Accepted Paper:

A Mask of One's Own  
Nataliya Tchermalykh (University of Geneva)

Send message to Author

Paper short abstract:

How can professional artists productively inform anthropologists about new ways of theorising the masks, their agency and performativity? This paper seeks answers to this question through an ethnography of creative mask-making carried out by four female artists during the global pandemic.

Paper long abstract:

This paper uses an anthropological lens to make sense of the expanding artistic creativity, related to hygienic masks and other face-covering devices in the times of Covid-19 in relation to other social meanings attributed to these objects. My reflection is based on ethnographic accounts of mask-making by four female artists (of Japanese-Canadian, Finnish, Ukrainian origins). They are all professional mask-makers, and produced masks before the pandemic. How did the global epidemiological situation change their vision of their art? How can these visions by professional artists productively inform anthropologists about new ways of theorizing the masks, their agency and performativity?

Theoretically, I am interested in the symbolic polyvalence of masks as hygienic, aesthetic, sartorial and identitarian objects. How do new pandemic-induced meanings intersect with more ancient or traditional interpretations of masking for ritualistic purposes?

Historically, ritualistic mask-wearing was often taboo for women (e.g. performances in ancient Japan, Africain tribes, during winter carnivals in Europe).
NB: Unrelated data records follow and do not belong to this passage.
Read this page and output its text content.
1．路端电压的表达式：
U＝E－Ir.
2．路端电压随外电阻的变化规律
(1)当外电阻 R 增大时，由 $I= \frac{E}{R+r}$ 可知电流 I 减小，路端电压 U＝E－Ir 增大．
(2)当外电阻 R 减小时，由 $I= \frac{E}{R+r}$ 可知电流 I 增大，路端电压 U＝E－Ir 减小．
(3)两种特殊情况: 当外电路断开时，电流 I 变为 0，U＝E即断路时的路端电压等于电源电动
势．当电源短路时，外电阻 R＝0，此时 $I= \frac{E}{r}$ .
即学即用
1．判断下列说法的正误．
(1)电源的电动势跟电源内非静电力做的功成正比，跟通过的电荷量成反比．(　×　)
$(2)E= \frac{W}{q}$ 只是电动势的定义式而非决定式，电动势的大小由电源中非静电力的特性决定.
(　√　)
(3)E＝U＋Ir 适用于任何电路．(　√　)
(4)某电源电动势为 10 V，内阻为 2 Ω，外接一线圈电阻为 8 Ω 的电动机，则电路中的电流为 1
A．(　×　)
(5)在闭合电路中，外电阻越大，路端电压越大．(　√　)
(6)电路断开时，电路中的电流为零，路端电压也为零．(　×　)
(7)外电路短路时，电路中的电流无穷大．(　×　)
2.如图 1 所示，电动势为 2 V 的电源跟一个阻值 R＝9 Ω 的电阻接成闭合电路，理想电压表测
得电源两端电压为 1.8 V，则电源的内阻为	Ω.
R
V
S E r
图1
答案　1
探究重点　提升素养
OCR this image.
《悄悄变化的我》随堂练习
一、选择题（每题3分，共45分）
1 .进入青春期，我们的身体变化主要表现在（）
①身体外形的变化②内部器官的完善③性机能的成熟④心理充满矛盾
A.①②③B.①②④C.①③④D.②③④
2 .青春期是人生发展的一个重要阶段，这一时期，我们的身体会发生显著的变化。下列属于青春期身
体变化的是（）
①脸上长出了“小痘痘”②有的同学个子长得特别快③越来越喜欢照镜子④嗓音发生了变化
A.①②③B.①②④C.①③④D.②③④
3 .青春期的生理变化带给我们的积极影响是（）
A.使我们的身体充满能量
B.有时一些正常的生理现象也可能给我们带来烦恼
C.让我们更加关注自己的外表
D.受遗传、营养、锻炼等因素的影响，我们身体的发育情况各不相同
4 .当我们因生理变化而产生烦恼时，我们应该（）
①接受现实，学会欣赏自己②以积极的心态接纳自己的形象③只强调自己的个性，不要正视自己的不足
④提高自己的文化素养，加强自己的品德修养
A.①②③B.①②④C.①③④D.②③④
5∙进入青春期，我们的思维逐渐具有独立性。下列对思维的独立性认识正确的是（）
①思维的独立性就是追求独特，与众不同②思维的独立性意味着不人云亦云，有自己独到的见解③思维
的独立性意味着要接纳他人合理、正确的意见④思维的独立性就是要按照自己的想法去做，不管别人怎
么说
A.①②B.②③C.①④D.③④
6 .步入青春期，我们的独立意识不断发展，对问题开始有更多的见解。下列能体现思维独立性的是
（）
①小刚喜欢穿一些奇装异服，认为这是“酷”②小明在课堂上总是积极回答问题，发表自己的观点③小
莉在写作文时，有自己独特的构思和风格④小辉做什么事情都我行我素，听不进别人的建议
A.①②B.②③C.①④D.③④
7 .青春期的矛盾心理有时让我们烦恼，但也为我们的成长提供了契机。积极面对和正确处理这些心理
In modern times, however, masks as epidemiological objects have been mostly crafted by women. This paper addresses the entanglements of all the (controversial) aspects of masking, stimulated by the global ascendance of masks as indispensable objects of the everyday. As my interlocutors suggest, after 2019 masks became sites for aesthetic and semiotic experimentation with different facets of femininity and gendered aspects of work. I argue that mask-making and face-wearing for artistic purposes sheds light on the inversion of traditionally distributed gender roles, and allows women to overcome isolation through (feminist) carnivalesque, that is often performed online.